So, maybe you’re not entirely sure what a zine is. Or maybe you collect vintage Riot Grrrl and have always wondered about how to engage the kiddos in the indie analog media of your youth. Making zines with young people is a super-sneaky way to get them writing, making things with friends, and engaged in an evolving body of work that is never too precious. I mean, it’s a zine.

So, what’s a zine exactly?

A zine is like a magazine. (Get it?) But, it’s not actually a magazine. It’s a handmade publication or pamphlet or mini-book that you make yourself, usually at home, using materials you have on hand. It’s cheaply made, produced, and printed. It has a certain quality to it that’s at once unpolished and earnest.

There’s a rich and long history of zines and zine culture, and if you expand the definition just a wee bit you might find some of the most interesting, counter-culture revolutionaries making homespun manifestos in DIY pamphlets and small-batch printing the words + pictures that no corporation would print.
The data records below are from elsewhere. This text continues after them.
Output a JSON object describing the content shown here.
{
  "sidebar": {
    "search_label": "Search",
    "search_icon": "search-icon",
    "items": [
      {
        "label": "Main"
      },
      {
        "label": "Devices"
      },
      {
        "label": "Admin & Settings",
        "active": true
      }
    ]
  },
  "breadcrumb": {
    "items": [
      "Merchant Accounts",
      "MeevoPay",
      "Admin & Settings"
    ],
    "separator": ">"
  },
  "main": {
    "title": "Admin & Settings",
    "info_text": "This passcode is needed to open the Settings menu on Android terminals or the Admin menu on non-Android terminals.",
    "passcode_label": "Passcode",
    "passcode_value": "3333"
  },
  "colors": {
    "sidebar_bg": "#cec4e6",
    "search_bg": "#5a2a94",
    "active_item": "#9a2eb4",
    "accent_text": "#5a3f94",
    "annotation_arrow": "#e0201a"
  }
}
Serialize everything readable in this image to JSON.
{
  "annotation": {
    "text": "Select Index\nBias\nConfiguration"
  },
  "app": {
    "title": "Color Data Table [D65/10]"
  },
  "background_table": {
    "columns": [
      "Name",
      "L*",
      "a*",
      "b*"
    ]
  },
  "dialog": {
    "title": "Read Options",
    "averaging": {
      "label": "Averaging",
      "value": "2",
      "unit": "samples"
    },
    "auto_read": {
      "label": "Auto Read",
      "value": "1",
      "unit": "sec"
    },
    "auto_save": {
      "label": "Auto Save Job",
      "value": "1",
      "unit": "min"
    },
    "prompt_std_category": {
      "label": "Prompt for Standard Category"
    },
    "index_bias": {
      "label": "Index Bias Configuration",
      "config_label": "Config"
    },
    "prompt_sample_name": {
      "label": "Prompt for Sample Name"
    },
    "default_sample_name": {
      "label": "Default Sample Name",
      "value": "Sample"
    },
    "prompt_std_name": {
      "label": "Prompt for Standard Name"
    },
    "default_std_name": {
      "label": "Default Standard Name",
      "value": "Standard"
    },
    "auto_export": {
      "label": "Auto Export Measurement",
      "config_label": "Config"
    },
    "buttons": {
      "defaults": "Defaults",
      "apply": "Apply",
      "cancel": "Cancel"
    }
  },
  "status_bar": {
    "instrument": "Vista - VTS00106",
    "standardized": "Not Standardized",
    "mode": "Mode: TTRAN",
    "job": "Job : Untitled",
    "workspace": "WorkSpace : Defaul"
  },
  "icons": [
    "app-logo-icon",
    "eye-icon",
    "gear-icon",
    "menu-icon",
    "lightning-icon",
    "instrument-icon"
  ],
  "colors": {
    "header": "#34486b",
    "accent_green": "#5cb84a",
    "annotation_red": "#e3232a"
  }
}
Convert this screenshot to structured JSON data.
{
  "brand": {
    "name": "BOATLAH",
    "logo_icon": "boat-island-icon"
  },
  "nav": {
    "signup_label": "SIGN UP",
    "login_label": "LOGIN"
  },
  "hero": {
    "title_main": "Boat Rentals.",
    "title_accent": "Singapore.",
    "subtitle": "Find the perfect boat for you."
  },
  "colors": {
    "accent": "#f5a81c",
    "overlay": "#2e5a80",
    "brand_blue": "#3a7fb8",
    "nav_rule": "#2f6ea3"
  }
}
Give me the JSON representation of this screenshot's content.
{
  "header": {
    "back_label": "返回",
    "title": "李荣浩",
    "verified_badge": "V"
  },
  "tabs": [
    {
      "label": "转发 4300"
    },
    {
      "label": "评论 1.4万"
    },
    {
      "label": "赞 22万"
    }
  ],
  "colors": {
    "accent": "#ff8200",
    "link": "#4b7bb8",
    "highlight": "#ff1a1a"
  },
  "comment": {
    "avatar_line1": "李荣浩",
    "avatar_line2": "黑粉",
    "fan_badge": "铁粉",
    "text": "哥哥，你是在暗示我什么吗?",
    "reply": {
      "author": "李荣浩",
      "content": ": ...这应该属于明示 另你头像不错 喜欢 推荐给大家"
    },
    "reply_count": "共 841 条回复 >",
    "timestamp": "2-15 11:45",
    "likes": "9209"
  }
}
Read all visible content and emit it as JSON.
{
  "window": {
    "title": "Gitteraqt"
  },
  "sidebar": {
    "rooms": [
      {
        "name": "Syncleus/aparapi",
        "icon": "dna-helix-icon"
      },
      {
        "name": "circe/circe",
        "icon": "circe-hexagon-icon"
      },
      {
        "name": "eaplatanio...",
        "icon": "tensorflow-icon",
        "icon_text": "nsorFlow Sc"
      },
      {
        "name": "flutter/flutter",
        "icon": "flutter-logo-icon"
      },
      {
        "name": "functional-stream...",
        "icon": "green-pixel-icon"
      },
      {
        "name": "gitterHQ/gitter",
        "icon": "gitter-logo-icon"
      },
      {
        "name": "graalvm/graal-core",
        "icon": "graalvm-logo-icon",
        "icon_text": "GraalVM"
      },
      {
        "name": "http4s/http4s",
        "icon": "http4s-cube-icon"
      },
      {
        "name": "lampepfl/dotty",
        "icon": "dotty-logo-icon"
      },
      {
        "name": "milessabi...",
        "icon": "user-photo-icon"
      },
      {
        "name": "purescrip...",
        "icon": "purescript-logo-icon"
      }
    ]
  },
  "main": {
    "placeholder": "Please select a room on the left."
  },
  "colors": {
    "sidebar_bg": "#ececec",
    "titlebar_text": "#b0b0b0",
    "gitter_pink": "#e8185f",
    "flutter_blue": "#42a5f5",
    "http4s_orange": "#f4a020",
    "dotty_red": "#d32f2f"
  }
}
Today, zines are about almost anything. There’s the memoir navel-gazing zine, the how-to zine, the fan-fiction zine. Mini-comics fit the zine format nicely, as do step-by-step tutorials on any niche topic from skateboarding to baking pop-overs to identifying mushroom varietals in the northeast woodlands. If you know about it, you can zine about it.

What You’ll Need: A Materials List

We use this tutorial. Start with a single piece of 8.5 x 11” piece of copy paper. You’ll need some other materials and supplies, too, but really there is nothing fancy required. I like to have on hand:

  • Paper (8.5 x 11” copy paper is great)

  • Pencils

  • Pens (am picky about pens. Get some good pens with different point thicknesses.)

  • Scissors

  • Glue sticks (don’t use gloppy glue on copy paper)

  • Old magazines, collage papers, newspapers

  • A printer is nice to have especially if you’re going with a classic zine design of printing text from a word-processing program. However here’s where I might stop children from using a computer to either research a topic or print text — they can can get bogged down and lose out on crafting / creating time.

The Idea Part

This is the easy part or the most difficult part, depending! Young people are experts. They know about things. They can impart what they know to other children or teens (who might know slightly less than them) by creating a how-to zine. They also have taste, interests, and consume culture like books, movies, and video games. Fanzines are fun to make and a great starting place. All-about-me zines are always a hit and can be a great spring-board for going deeper on a specific memory from the past. It’s important that they have permission to make what they want.

Time + Space

Young people — actually, all people— need the time and space to make art. Make it special — call a special workshop or club together and make it a real event. Use picture books, reference books, and art books as inspiration. Give them your attention. Make a zine alongside them. Comment on their work. You might be surprised that they will say things like “can I stay longer” or “can we do this tomorrow, too?”

Share your zine

Here’s where things can get fun. Hit the local copy machine. We used to call this a xerox machine — now a home office usually comes with a decent scanner. (Thanks Mom!) Tuck a few copies into a library book, drop a stash at the local newsstand, make an Etsy shop or a lemon-zine stand. Whatever your writer / artist does, encourage them to print their work and share it with friends. There’s magic in distribution that will spark the next zine. And the one after that.